About a year ago, I finally decided to go through with my plan to get a few chickens for eggs. We live in the city, so I planned to get 4 hens. I knew I would need a place for them to roost, thus the hunt for the perfect coop began. First I looked in books about the sorts of amenities coops needed to have like adequate roost space and nest boxes. Then I browsed around at local feed stores and online to get an idea about pricing and what other peoples coops looked like. They were expensive! Even the ones you could put together yourself were almost 500 dollars.
Then an idea came to me. My uncle is a contractor,and if he can build beautiful homes, surely he could slap together a chicken palace! He did some wonderful work, and only charged me for materials.
This is a picture of the coop before I painted it, the day he brought it over. This gives a good view of the left side which has a 2 door opening that latches shut. The small beam right under the roof eave slides back to reveal a screen window!

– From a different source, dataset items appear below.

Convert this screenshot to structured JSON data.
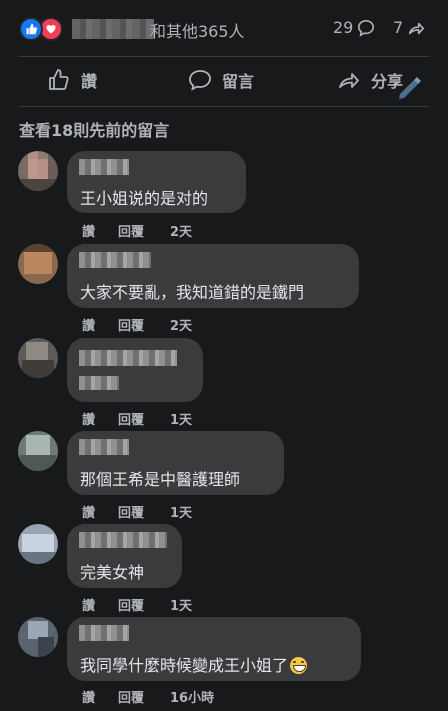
{
  "reactions": {
    "summary_suffix": "和其他365人",
    "comments_count": "29",
    "shares_count": "7"
  },
  "actions": {
    "like": "讚",
    "comment": "留言",
    "share": "分享"
  },
  "view_previous": "查看18則先前的留言",
  "comments": [
    {
      "text": "王小姐说的是对的",
      "like": "讚",
      "reply": "回覆",
      "time": "2天"
    },
    {
      "text": "大家不要亂，我知道錯的是鐵門",
      "like": "讚",
      "reply": "回覆",
      "time": "2天"
    },
    {
      "text": "",
      "like": "讚",
      "reply": "回覆",
      "time": "1天"
    },
    {
      "text": "那個王希是中醫護理師",
      "like": "讚",
      "reply": "回覆",
      "time": "1天"
    },
    {
      "text": "完美女神",
      "like": "讚",
      "reply": "回覆",
      "time": "1天"
    },
    {
      "text": "我同學什麼時候變成王小姐了",
      "like": "讚",
      "reply": "回覆",
      "time": "16小時"
    }
  ],
  "colors": {
    "background": "#18191a",
    "bubble": "#3a3b3c",
    "like_blue": "#1877f2",
    "heart_red": "#f33e58",
    "secondary_text": "#b0b3b8"
  }
}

Here it is after I painted it. The front door is a ramp that can be put up and latched...see the little latches on either side at the top? The white drawer leaning against the brick in the right-hand corner is the litter drawer. It slides in on the longer side. I usually use wood pellets to line it and they last like a month! The floor of the house is welded wire of a pretty small gauge.
Here are the nest boxes, there are 2, divided in the middle by a piece of wood board. The lid lifts open and can also be latched shut during the night. Inside there are 2 roosts; one lower that runs the length of the house and one higher that runs the width. Every surface had to be primed first before painting so it would better withstand the weather and being hosed off.
The next stage is designing a run large enough for the chickens to move about during part of the day. We part-time free range ours, so they are let out in the morning until about noon and then they go back in for a few hours and come back out in the evening.
This was my very first run design 3' HX9' W. It wasn't very user-friendly I must admit. It was great at keeping chickens in and predators out, but not easy to clean or to replace food and water out of. We laid a section of wire under the ground as well. We weren't sure what sorts of predators our birds would attract, so we prepared for the worst.
With a growing family that soon included a 5th hen and 2 ducks, we upgraded to a 10'X20' chainlink run! It was so much easier to walk in and out of! We covered the top with chicken wire and we use strong tarps in the winter. Notice that the roof is peaked using capped fence posts. The extra yellow house came with the run that we bought off of some neighbors who were having a yard sale and we use it for our ducks!
A small kiddie pool even fits on the other end so the ducks can swim safely even when we aren't home. The coop is sitting on small pavers to keep its legs from rotting in the wet soil. 5 hens live in this house. I probably wouldn't go more...but it is great for a small group. They stay cozy in the winter and the window provides great ventilation.
Thanks for checkin' out my cozy coop!